Dylan Yudaken <dylany@xxxxxx> · Tue, 14 Jun 2022 08:38:32 +0000

On Tue, 2022-06-14 at 14:26 +0800, Hao Xu wrote:
> On 6/12/22 15:30, Hao Xu wrote:
> > On 6/10/22 13:55, Hao Xu wrote:
> > > Hi all,
> > > 
> > > I've actually done most code of this, but I think it's necessary
> > > to
> > > first ask community for comments on the design. what I do is when
> > > consuming a buffer, don't increment the head, but check the
> > > length
> > > in real use. Then update the buffer info like
> > > buff->addr += len, buff->len -= len;
> > > (off course if a req consumes the whole buffer, just increment
> > > head)
> > > and since we now changed the addr of buffer, a simple buffer id
> > > is
> > > useless for userspace to get the data. We have to deliver the
> > > original
> > > addr back to userspace through cqe->extra1, which means this
> > > feature
> > > needs CQE32 to be on.
> > > This way a provided buffer may be splited to many pieces, and
> > > userspace
> > > should track each piece, when all the pieces are spare again,
> > > they can
> > > re-provide the buffer.(they can surely re-provide each piece
> > > separately
> > > but that causes more and more memory fragments, anyway, it's
> > > users'
> > > choice.)
> > > 
> > > How do you think of this? Actually I'm not a fun of big cqe, it's
> > > not
> > > perfect to have the limitation of having CQE32 on, but seems no
> > > other
> > > option?
> 
> Another way is two rings, just like sqring and cqring. Users provide
> buffers to sqring, kernel fetches it and when data is there put it to
> cqring for users to read. The downside is we need to copy the buffer
> metadata. and there is a limitation of how many times we can split
> the
> buffer since the cqring has a length.
> 
> > > 
> > > Thanks,
> > > Hao
> > 
> > To implement this, CQE32 have to be introduced to almost
> > everywhere.
> > For example for io_issue_sqe:
> > 
> > def->issue();
> > if (unlikely(CQE32))
> >      __io_req_complete32();
> > else
> >      __io_req_complete();
> > 
> > which will cerntainly have some overhead for main path. Any
> > comments?
> > 
> > Regards,
> > Hao
> > 
> 

I find the idea interesting, but is it definitely worth doing? 

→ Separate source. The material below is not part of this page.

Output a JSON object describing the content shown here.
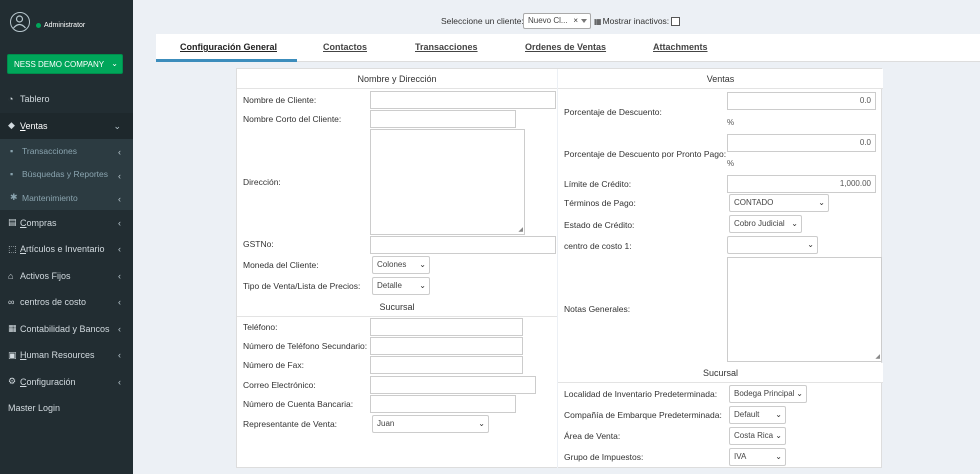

Other downsides I see with this approach:
* userspace would have to keep track of when a buffer is finished. This
might get complicated. 
* there is a problem of tiny writes - would we want to support a
minimum buffer size?

I think in general it can be acheived using the existing buffer ring
and leave the management to userspace. For example if a user prepares a
ring with N large buffers, on each completion the user is free to
requeue that buffer without the recently completed chunk. 

The downsides here I see are:
 * there is a delay to requeuing the buffer. This might cause more
ENOBUFS. Practically I 'feel' this will not be a big problem in
practice
 * there is an additional atomic incrememnt on the ring

Do you feel the wins are worth the extra complexity?